Pemerintah saat ini mempunyai dua program bantuan sosial (bansos) kemasyarakatan yang berbentuk stimulus dan pemberdayaan. Dua bentuk ini memiliki karakteristik dan tujuan yang berbeda.
Stimulus diberikan sebagai upaya pemerintah untuk mempertahankan daya beli masyarakat miskin dari risiko ekonomi. Sedangkan pemberdayaan berupa bantuan permodalan diberikan pada masyarakat miskin agar bisa mandiri dengan pendampingan konsultasi.
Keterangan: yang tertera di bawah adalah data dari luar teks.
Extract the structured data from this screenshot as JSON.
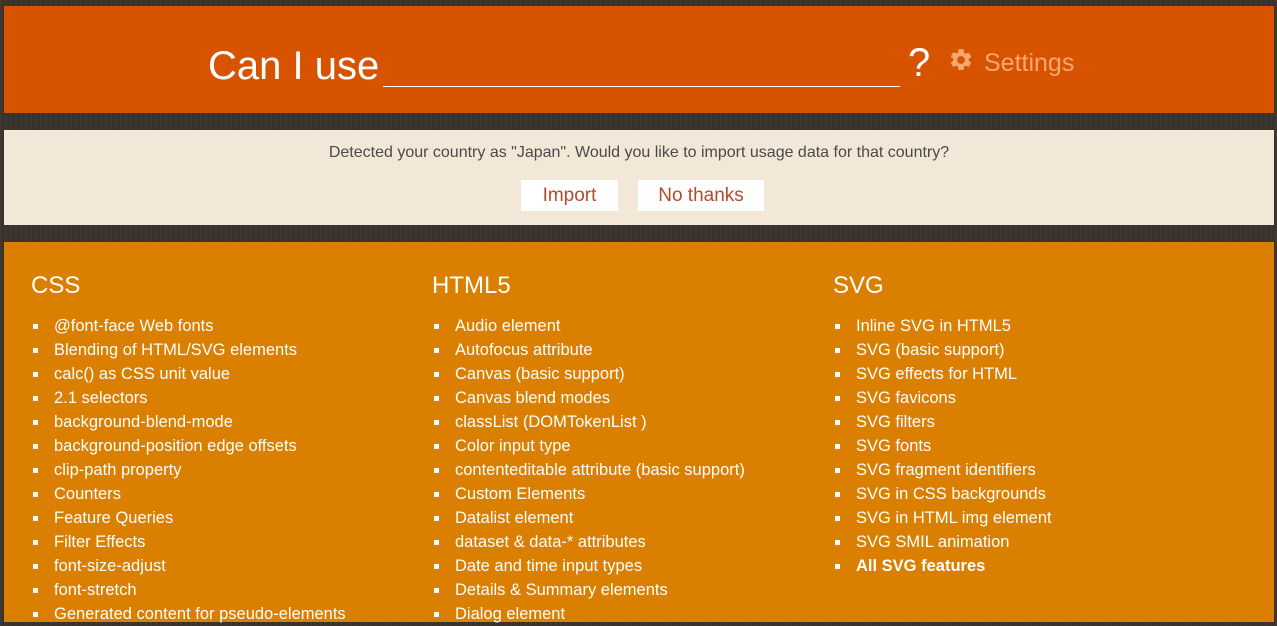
{
  "header": {
    "title": "Can I use",
    "search_value": "",
    "question_mark": "?",
    "settings_label": "Settings"
  },
  "notice": {
    "text": "Detected your country as \"Japan\". Would you like to import usage data for that country?",
    "import_label": "Import",
    "no_thanks_label": "No thanks"
  },
  "columns": [
    {
      "heading": "CSS",
      "items": [
        "@font-face Web fonts",
        "Blending of HTML/SVG elements",
        "calc() as CSS unit value",
        "2.1 selectors",
        "background-blend-mode",
        "background-position edge offsets",
        "clip-path property",
        "Counters",
        "Feature Queries",
        "Filter Effects",
        "font-size-adjust",
        "font-stretch",
        "Generated content for pseudo-elements"
      ]
    },
    {
      "heading": "HTML5",
      "items": [
        "Audio element",
        "Autofocus attribute",
        "Canvas (basic support)",
        "Canvas blend modes",
        "classList (DOMTokenList )",
        "Color input type",
        "contenteditable attribute (basic support)",
        "Custom Elements",
        "Datalist element",
        "dataset & data-* attributes",
        "Date and time input types",
        "Details & Summary elements",
        "Dialog element"
      ]
    },
    {
      "heading": "SVG",
      "items": [
        "Inline SVG in HTML5",
        "SVG (basic support)",
        "SVG effects for HTML",
        "SVG favicons",
        "SVG filters",
        "SVG fonts",
        "SVG fragment identifiers",
        "SVG in CSS backgrounds",
        "SVG in HTML img element",
        "SVG SMIL animation"
      ],
      "all_label": "All SVG features"
    }
  ]
}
Bansos yang bersifat stimulus misalnya Program Indonesia Pintar, Program Jaminan Kesehatan Nasional (JKN-KIS), Program Keluarga Harapan (PKH), & Bansos Rastra/ Bantuan Pangan Non Tunai.
Sedangkan bansos yang bersifat pemberdayaan misalnya program e-Waroeng yang dijalankan oleh Kementerian Sosial RI, program Kredit Usaha Rakyat (KUR) yang disalurkan oleh perbankan di bawah koordinasi Kantor Menteri Koordinator Perekonomian RI, dan Pembiayaan Ultra Mikro (UMi) yang dikelola oleh Pusat Investasi Pemerintah (PIP) Kementerian Keuangan RI.
Peneliti Utama Badan Kebijakan Fiskal, Ir. Syahrir Ika, mengatakan bahwa ada hal-hal yang membedakan antara ketiga model bansos pemberdayaan di atas, salah satunya yaitu segmentasi pasar.
“E-Waroeng dikhususkan bagi rumah tangga miskin yang tidak memiliki usaha ekonomi. UMi segmennya di atas rumah tangga penerima bansos yang mulai melakukan usaha secara ekonomi (feasible) tapi kesulitan mendapatkan akses pemodalan dari lembaga keuangan non bank. Contohnya ya penjual rokok, rumah makan kecil-kecilan, para pedagang di pasar-pasar rakyat, nelayan-nelayan skala kecil, petani, dan lainnya,” kata Syahrir yang juga pernah menjabat Direktur PIP Kemenkeu ini.
“Nah kalau KUR, sasarannya masyarakat/UMKM yang memenuhi syarat bank atau koperasi. KUR biasanya butuh modal di atas Rp10 juta hingga Rp500 juta, sedangkan pembiayaan UMi maksimal Rp10 juta,” lanjutnya.
Mimpi Memangkas Kesenjangan Sosial
Badan Pusat Statistik RI (BPS) pada tahun 2018 melaporkan terdapat sekitar 44 juta rumah tangga miskin yang masuk dalam kategori fakir dan miskin. Dengan keadaan tersebut, mereka tidak mampu mengakses dana KUR karena dianggap tidak bankable.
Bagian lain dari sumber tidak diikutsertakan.